Up ran the youths, eager to secure good places; in they crowded, full of interest and talk. "What's the case?" "Which side is it?"

Don't think them heartless; they are neither better nor worse than you or I; they get over their professional horrors, and into their proper work; and in them pity, as an emotion, ending in itself or at best in tears and a long-drawn breath, lessens, while pity, as a motive, is quickened, and gains power and purpose. It is well for poor human nature that it is so.

The operating-theatre is crowded; much talk and fun, and all the cordiality and stir of youth. The surgeon with his staff of assistants is there. In comes Ailie; one look at her quiets and abates the eager students. That beautiful old woman is too much for them; they sit down, and are dumb, and gaze at her. These rough boys feel the power of her presence. She walks in quietly, but without haste; dressed in her mutch, her neckerchief, her white dimity short-gown, her black bombazeen petticoat, showing her white worsted stockings and her carpet shoes. Behind her was James with Rab. James sat down in the distance, and took that huge and noble head between his knees. Rab looked perplexed and dangerous—forever cocking his ear and dropping it as fast.
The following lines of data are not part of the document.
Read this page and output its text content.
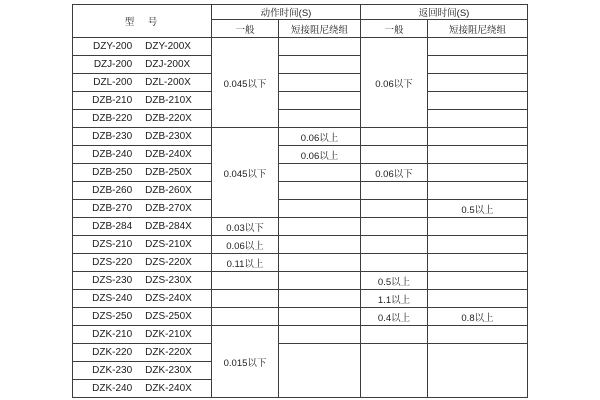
型　号	动作时间(S)		返回时间(S)	
	一般	短接阻尼绕组	一般	短接阻尼绕组
DZY-200 DZY-200X	0.045以下		0.06以下	
DZJ-200 DZJ-200X				
DZL-200 DZL-200X				
DZB-210 DZB-210X				
DZB-220 DZB-220X				
DZB-230 DZB-230X	0.045以下	0.06以上		
DZB-240 DZB-240X		0.06以上		
DZB-250 DZB-250X			0.06以下	
DZB-260 DZB-260X				
DZB-270 DZB-270X				0.5以上
DZB-284 DZB-284X	0.03以下			
DZS-210 DZS-210X	0.06以上			
DZS-220 DZS-220X	0.11以上			
DZS-230 DZS-230X			0.5以上	
DZS-240 DZS-240X			1.1以上	
DZS-250 DZS-250X			0.4以上	0.8以上
DZK-210 DZK-210X	0.015以下			
DZK-220 DZK-220X				
DZK-230 DZK-230X				
DZK-240 DZK-240X				
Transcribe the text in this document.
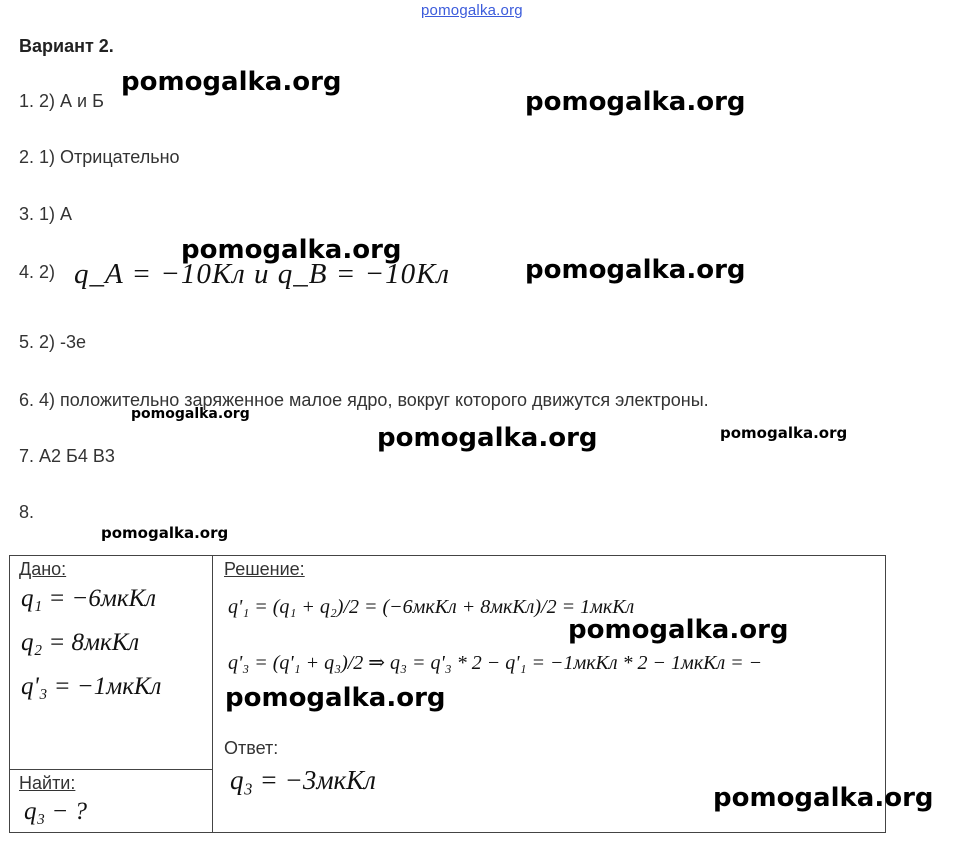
pomogalka.org
Вариант 2.
1. 2) А и Б
2. 1) Отрицательно
3. 1) А
4. 2) q_A = −10Кл и q_B = −10Кл
5. 2) -3e
6. 4) положительно заряженное малое ядро, вокруг которого движутся электроны.
7. А2 Б4 В3
8.
Дано:
q₁ = −6мкКл
q₂ = 8мкКл
q'₃ = −1мкКл
Найти:
q₃ − ?
Решение:
q'₁ = (q₁ + q₂)/2 = (−6мкКл + 8мкКл)/2 = 1мкКл
q'₃ = (q'₁ + q₃)/2 ⇒ q₃ = q'₃ * 2 − q'₁ = −1мкКл * 2 − 1мкКл = −
Ответ:
q₃ = −3мкКл
pomogalka.org
pomogalka.org
pomogalka.org
pomogalka.org
pomogalka.org
pomogalka.org	pomogalka.org
pomogalka.org
pomogalka.org
pomogalka.org
pomogalka.org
Ailie stepped up on a seat, and laid herself on the table, as her friend the surgeon told her; arranged herself, gave a rapid look at James, shut her eyes, rested herself on me, and took my hand. The operation was at once begun; it was necessarily slow; and chloroform—one of God's best gifts to his suffering children—was then unknown. The surgeon did his work. The pale face showed its pain, but was still and silent. Rab's soul was working within him; he saw something strange was going on, blood flowing from his mistress, and she suffering; his ragged ear was up and importunate; he growled and gave now and then a sharp, impatient yelp; he would have liked to have done something to that man. But James had him firm, and gave him a glower from time to time, and an intimation of a possible kick; all the better for James—it kept his eye and his mind off Ailie.